As I mentioned, in past years, I took many silent retreats—days or weeks of stillness, meditation, and inner work. They were essential, like deep roots growing underground. But now, something has changed. The silence has come with me. It breathes within the rhythm of my days, within each breath I take before placing my hands on someone’s back, within the moments I remember to look up at the sky on my way home. This is my monastery now—the everyday temple, where the sacred and the human meet in luminous simplicity.

There is a quiet grace in daily quiet service, in tending to the flow of people and stories that move through the clinic. I’ve learned that every interaction carries a frequency, a subtle imprint. My task is not only to listen with my hands but also with my field—to hold a vibration that invites coherence. Healing becomes resonance. The body remembers what harmony feels like and begins to tune itself.


It is the art of holding space so fully that others feel safe to soften. The power of intention and attention becomes alchemical; the smallest gesture, a glance, or breath, can shift the energy in the room. When I arrive centered, the space aligns. When I drift, everything mirrors that too. It’s a constant dance of awareness.

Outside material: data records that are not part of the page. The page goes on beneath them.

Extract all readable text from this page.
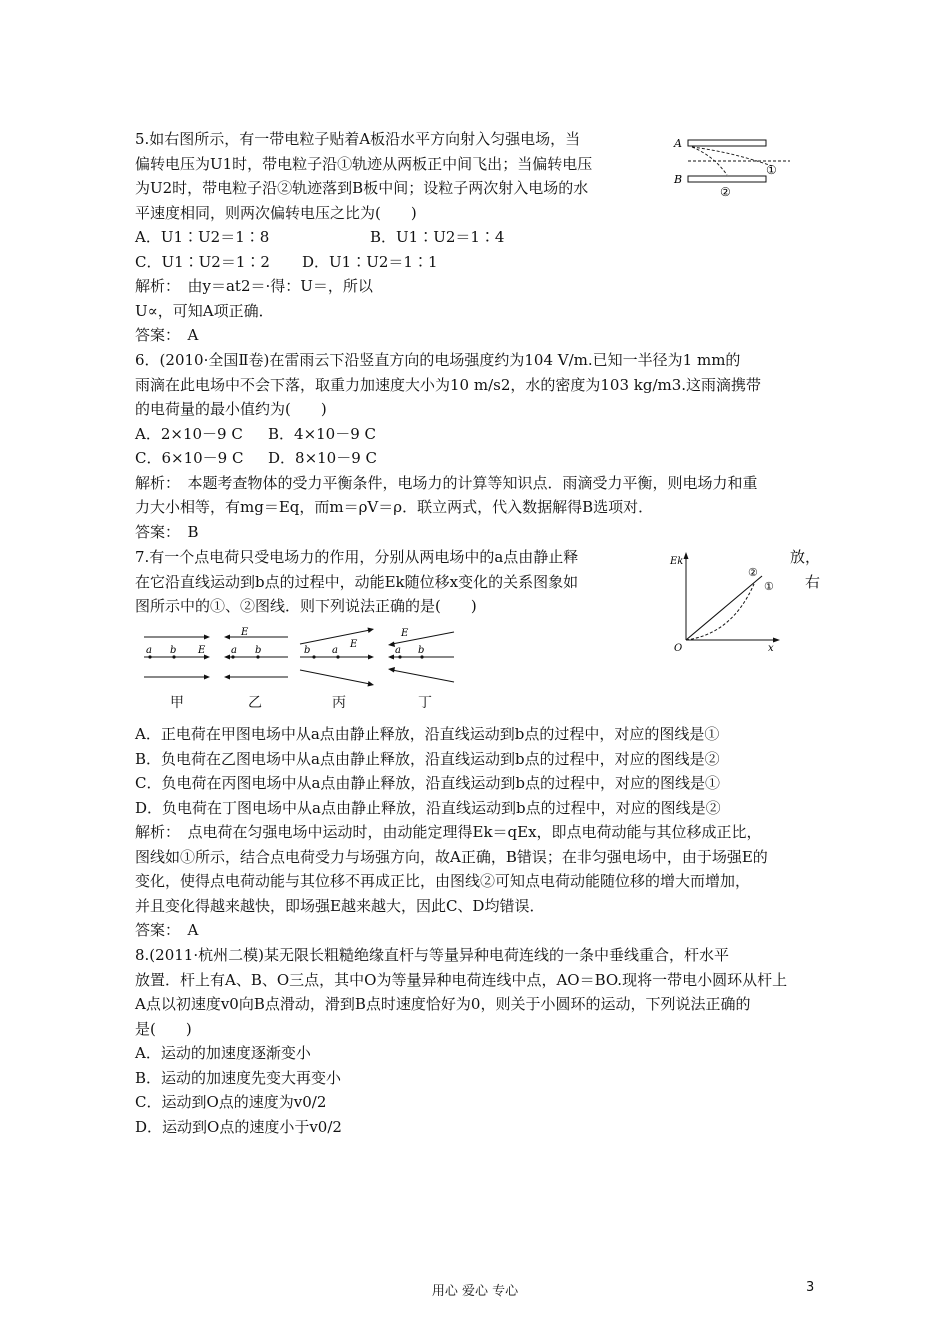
5.如右图所示，有一带电粒子贴着A板沿水平方向射入匀强电场，当
偏转电压为U1时，带电粒子沿①轨迹从两板正中间飞出；当偏转电压
为U2时，带电粒子沿②轨迹落到B板中间；设粒子两次射入电场的水
平速度相同，则两次偏转电压之比为(　　)
A．U1∶U2＝1∶8	B．U1∶U2＝1∶4
C．U1∶U2＝1∶2	D．U1∶U2＝1∶1
解析：　由y＝at2＝·得：U＝，所以
U∝，可知A项正确．
答案：　A
A
B
①
②
6．(2010·全国Ⅱ卷)在雷雨云下沿竖直方向的电场强度约为104 V/m.已知一半径为1 mm的
雨滴在此电场中不会下落，取重力加速度大小为10 m/s2，水的密度为103 kg/m3.这雨滴携带
的电荷量的最小值约为(　　)
A．2×10－9 C	B．4×10－9 C
C．6×10－9 C	D．8×10－9 C
解析：　本题考查物体的受力平衡条件，电场力的计算等知识点．雨滴受力平衡，则电场力和重
力大小相等，有mg＝Eq，而m＝ρV＝ρ．联立两式，代入数据解得B选项对．
答案：　B
7.有一个点电荷只受电场力的作用，分别从两电场中的a点由静止释
在它沿直线运动到b点的过程中，动能Ek随位移x变化的关系图象如
图所示中的①、②图线．则下列说法正确的是(　　)
放，
右
Ek
O	x
②
①
a b E
E
a b	b a
E
E
a b
甲	乙	丙	丁
A．正电荷在甲图电场中从a点由静止释放，沿直线运动到b点的过程中，对应的图线是①
B．负电荷在乙图电场中从a点由静止释放，沿直线运动到b点的过程中，对应的图线是②
C．负电荷在丙图电场中从a点由静止释放，沿直线运动到b点的过程中，对应的图线是①
D．负电荷在丁图电场中从a点由静止释放，沿直线运动到b点的过程中，对应的图线是②
解析：　点电荷在匀强电场中运动时，由动能定理得Ek＝qEx，即点电荷动能与其位移成正比，
图线如①所示，结合点电荷受力与场强方向，故A正确，B错误；在非匀强电场中，由于场强E的
变化，使得点电荷动能与其位移不再成正比，由图线②可知点电荷动能随位移的增大而增加，
并且变化得越来越快，即场强E越来越大，因此C、D均错误．
答案：　A
8.(2011·杭州二模)某无限长粗糙绝缘直杆与等量异种电荷连线的一条中垂线重合，杆水平
放置．杆上有A、B、O三点，其中O为等量异种电荷连线中点，AO＝BO.现将一带电小圆环从杆上
A点以初速度v0向B点滑动，滑到B点时速度恰好为0，则关于小圆环的运动，下列说法正确的
是(　　)
A．运动的加速度逐渐变小
B．运动的加速度先变大再变小
C．运动到O点的速度为v0/2
D．运动到O点的速度小于v0/2
用心 爱心 专心	3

This subtle mysticism doesn’t remove me from the world—it roots me more deeply in it. The unseen layers of energy, the quiet intelligence of spaces, the delicate threads connecting every soul - I sense them now as vividly as the air I breathe. Through this retreat, I am learning that mastery is not about ascending away from the human experience, but descending fully into it with love, precision, and grace. The everyday becomes the sacred. The mundane, a doorway to wonder. And I, simply a vessel learning to serve the light wherever it calls me while anchoring it into the collective tapestry.


Each day, this dance of awareness continues - an ever-shifting rhythm between giving and receiving, silence and sound, stillness and movement. There is no separation anymore between practice and life; they are one seamless prayer. The body bows to the soul, the soul bows to the moment, and the moment bows to the mystery that moves through all things.